33. Le Gouvernement conteste
ces prétentions.
34. Selon la jurisprudence de la Cour, un requérant ne peut obtenir le remboursement de ses frais et dépens que dans la mesure où se trouvent établis leur réalité, leur nécessité et le caractère raisonnable de leur taux.
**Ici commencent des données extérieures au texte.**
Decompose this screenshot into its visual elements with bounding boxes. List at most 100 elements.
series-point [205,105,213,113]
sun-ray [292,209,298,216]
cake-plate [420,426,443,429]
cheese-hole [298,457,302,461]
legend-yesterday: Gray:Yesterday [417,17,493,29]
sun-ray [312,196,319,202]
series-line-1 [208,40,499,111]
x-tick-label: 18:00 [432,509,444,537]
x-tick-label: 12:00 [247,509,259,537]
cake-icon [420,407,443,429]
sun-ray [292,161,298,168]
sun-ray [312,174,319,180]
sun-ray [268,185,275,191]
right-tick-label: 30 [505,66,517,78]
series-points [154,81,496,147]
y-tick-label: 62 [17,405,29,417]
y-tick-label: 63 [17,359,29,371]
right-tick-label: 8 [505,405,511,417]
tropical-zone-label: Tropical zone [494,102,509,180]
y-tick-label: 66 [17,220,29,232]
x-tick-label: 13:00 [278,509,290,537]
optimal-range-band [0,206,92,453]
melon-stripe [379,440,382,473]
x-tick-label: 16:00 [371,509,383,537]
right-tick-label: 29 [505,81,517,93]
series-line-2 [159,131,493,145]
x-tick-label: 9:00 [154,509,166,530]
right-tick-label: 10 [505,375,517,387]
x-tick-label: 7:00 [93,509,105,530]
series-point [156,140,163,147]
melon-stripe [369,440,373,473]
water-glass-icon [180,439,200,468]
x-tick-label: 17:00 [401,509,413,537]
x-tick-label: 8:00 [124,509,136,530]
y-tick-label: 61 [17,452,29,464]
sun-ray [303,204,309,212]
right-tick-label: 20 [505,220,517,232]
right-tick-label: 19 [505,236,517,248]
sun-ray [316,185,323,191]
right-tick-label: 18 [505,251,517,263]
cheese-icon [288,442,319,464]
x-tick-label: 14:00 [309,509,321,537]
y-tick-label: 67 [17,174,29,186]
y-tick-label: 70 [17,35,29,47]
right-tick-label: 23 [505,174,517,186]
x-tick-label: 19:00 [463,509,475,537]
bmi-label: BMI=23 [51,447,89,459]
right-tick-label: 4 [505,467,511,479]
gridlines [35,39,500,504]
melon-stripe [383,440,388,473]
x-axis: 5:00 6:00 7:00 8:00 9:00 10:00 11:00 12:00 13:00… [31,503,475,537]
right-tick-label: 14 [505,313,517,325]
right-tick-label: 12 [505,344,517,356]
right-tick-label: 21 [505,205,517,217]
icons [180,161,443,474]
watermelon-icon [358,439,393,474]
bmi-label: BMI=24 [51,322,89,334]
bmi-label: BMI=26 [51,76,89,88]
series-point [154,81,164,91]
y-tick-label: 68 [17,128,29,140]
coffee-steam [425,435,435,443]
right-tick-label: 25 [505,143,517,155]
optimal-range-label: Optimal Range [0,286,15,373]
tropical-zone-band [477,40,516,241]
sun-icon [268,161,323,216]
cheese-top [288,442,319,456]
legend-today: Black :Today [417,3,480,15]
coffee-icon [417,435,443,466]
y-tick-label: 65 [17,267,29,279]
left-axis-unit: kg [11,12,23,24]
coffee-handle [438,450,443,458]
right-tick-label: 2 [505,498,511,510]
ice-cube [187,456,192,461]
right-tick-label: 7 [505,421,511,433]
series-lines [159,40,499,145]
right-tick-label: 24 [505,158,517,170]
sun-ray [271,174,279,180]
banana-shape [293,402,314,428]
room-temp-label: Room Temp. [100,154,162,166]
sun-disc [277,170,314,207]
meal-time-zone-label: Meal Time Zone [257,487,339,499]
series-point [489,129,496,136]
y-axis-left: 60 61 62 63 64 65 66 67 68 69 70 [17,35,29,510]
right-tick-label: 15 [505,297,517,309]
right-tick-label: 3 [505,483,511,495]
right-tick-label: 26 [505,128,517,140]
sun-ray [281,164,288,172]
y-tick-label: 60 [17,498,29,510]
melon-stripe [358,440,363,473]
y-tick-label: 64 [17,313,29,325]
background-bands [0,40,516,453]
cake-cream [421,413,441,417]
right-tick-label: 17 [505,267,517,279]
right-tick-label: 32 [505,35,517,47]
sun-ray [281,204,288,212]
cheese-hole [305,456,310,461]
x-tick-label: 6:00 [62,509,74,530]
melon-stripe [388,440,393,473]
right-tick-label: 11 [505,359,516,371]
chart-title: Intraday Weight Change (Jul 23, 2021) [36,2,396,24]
En l'espèce, compte tenu des éléments en sa possession, des critères susmentionnés et des montants déjà versés au titre de l'assistance judiciaire, la Cour estime raisonnable la somme de 1 400 EUR tous frais confondus et l'accorde conjointement aux requérants.
C. Intérêts moratoires
35. La Cour juge approprié de
baser le taux des intérêts moratoires sur le taux d'intérêt de la facilité de
prêt marginal de la Banque centrale européenne majoré de trois points de
pourcentage.
PAR CES MOTIFS, LA COUR, À L'UNANIMITÉ,
1. Déclare
la requête recevable ;
2. Dit
qu'il y a eu violation de l'article 6 § 1 de la Convention en raison du manque
d'indépendance et d'impartialité de la cour de sûreté de l'État ;
3. Dit
qu'il n'y a pas lieu d'examiner les autres griefs tirés de l'article 6 de la
Convention ;
4. Dit
que le présent arrêt constitue par lui-même une satisfaction équitable
suffisante pour le préjudice moral ;
5. Dit
a) que l'État
défendeur doit verser aux requérants conjointement, dans les trois mois à
compter du jour où l'arrêt sera devenu définitif conformément à l'article 44 §
2 de la Convention, 1 400 EUR (mille quatre cents euros) pour frais et
dépens, plus tout montant pouvant être dû au titre de la taxe sur la valeur
ajoutée ou toutes autres charges fiscales exigibles au moment du versement, à
convertir en nouvelles livres turques au taux applicable à la date du
règlement ;
b) qu'à compter de l'expiration dudit
délai et jusqu'au versement, ce montant sera à majorer d'un intérêt simple à un
taux égal à celui de la facilité de prêt marginal de la Banque centrale
européenne applicable pendant cette période, augmenté de trois points de
pourcentage ;
6. Rejette
la demande de satisfaction équitable pour le surplus.
Fait en français, puis communiqué par écrit
le 21 juillet 2005 en application de l'article 77 §§ 2 et 3 du règlement.